Brian Lenihan is also, as Joan Burton pointed out, tricky. It’s racing up on eight in the evening when I meet him in a Department of Finance conference room. He’s spent most of his day defending the harshest spending cuts and tax hikes in Irish history to Irish politicians, without offering any details about who, exactly, will pay for the bank’s losses. (He’s waiting until after the single by-election that the Dáil authorized is held.) He smiles. “Why is everyone so interested in Ireland?” he asks, almost innocently. “There’s really far too much interest in us right now.”

“Because you’re interesting?” I say.

“Oh no,” he’s says, seriously. “We’re not, really.”

He proceeds to make the collapse of the Irish economy as uninteresting as possible. This awkward social responsibility—normalizing a freak show—is now a meaningful part of the job of being Ireland’s finance minister. At just the moment the crazy uncle leapt from the cellar, the drunken aunt lurched through the front door—and, in front of the entire family and many important guests, they carved each other to bits with hunting knives. Daddy must now reassure eyewitnesses that they didn’t see what they think they saw.

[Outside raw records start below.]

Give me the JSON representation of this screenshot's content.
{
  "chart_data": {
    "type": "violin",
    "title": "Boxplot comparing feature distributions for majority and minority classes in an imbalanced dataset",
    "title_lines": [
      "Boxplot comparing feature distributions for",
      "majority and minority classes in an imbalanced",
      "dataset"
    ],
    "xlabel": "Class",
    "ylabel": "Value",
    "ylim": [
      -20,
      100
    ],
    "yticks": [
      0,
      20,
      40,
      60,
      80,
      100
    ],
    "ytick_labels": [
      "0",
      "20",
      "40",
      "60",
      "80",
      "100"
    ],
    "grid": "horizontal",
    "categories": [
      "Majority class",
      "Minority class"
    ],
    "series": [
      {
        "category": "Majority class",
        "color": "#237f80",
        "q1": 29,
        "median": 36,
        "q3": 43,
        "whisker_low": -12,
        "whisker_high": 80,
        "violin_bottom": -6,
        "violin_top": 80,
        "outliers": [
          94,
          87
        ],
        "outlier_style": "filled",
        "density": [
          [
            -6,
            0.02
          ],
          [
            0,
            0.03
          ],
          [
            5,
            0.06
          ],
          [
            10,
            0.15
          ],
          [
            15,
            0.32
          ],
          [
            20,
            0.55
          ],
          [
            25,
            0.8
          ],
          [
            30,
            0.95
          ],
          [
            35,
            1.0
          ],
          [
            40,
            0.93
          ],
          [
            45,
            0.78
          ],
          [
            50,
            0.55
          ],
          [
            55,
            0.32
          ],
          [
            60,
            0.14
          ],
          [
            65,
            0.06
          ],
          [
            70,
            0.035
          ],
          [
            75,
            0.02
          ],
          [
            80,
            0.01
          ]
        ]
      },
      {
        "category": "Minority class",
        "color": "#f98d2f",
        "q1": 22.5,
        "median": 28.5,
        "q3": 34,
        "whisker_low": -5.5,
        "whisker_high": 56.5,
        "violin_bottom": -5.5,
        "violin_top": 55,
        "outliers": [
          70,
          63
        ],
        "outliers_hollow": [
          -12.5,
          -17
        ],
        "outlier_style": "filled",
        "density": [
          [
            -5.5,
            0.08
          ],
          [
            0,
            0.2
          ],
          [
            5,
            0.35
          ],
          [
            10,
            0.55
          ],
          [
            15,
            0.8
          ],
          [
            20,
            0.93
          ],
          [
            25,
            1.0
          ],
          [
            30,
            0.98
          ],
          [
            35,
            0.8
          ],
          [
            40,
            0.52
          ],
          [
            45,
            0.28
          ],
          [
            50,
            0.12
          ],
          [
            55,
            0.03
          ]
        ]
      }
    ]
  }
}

But the evidence that something deeply weird just happened in Ireland is still too conspicuous. A mile from the conference table where we take our seats you can still find a moonscape of vast two-year-old craters from which office parks were once meant to rise. Fully finished skyscrapers sit empty, water pooling on their lobby floors. There’s a skeleton of a tower, cranes at rest on either side, like parentheses. It was meant to house Anglo Irish Bank. There’s an empty new conference center that cost 75 million euros to build that has never been hooked up to the Dublin sewer and water systems. There’s a city dump for which a developer paid 412 million euros in 2006—and which is now, when you include the cleanup costs, valued at
negative
30 million euros. “Ireland is very unusual,” says William Newsom, who has forty years of experience valuing commercial real estate for Savills in London. “There are whole swaths of either undeveloped land with planning permission or even partially developed sites which for practical purposes have zero value.” The peak of the Irish madness is frozen in time for all to see. There’s even an empty Starbucks, in the heart of what was meant to be a global financial center to rival London, where a carton of low-fat milk curdles beside a silver barista pitcher. The finance minister might as well be standing in front of Pompeii and saying that the volcano wasn’t really worth mentioning.
Just a little lava!

“THIS ISN’T ICELAND,”
is what he actually says. “We’re not a hedge fund that’s populated by 300,000 farmers and fishermen. Ireland is not going back to the eighties or the nineties. This is all in a much narrower band.” And then he goes off on a soliloquy, the main point of which is: Ireland’s problems are solvable and I am in control of the situation.

Back in September 2008, however, there was evidence that he wasn’t. On September 17 the financial markets were in turmoil. Lehman Brothers had failed two days earlier, and the shares of Irish banks were plummeting and big corporations were withdrawing their deposits from them. Late that night Lenihan phoned David McWilliams, a former research analyst with UBS in Zurich and London, who had moved back home to Dublin and turned himself into a writer and media personality. McWilliams had been loudly skeptical about the Irish real estate boom. Two weeks earlier he’d appeared on a television show with Lenihan: Lenihan had seemed to him entirely untroubled by the turmoil in the financial markets. Now he wanted to drive out and ask McWilliams’s advice on what to do about the Irish banks.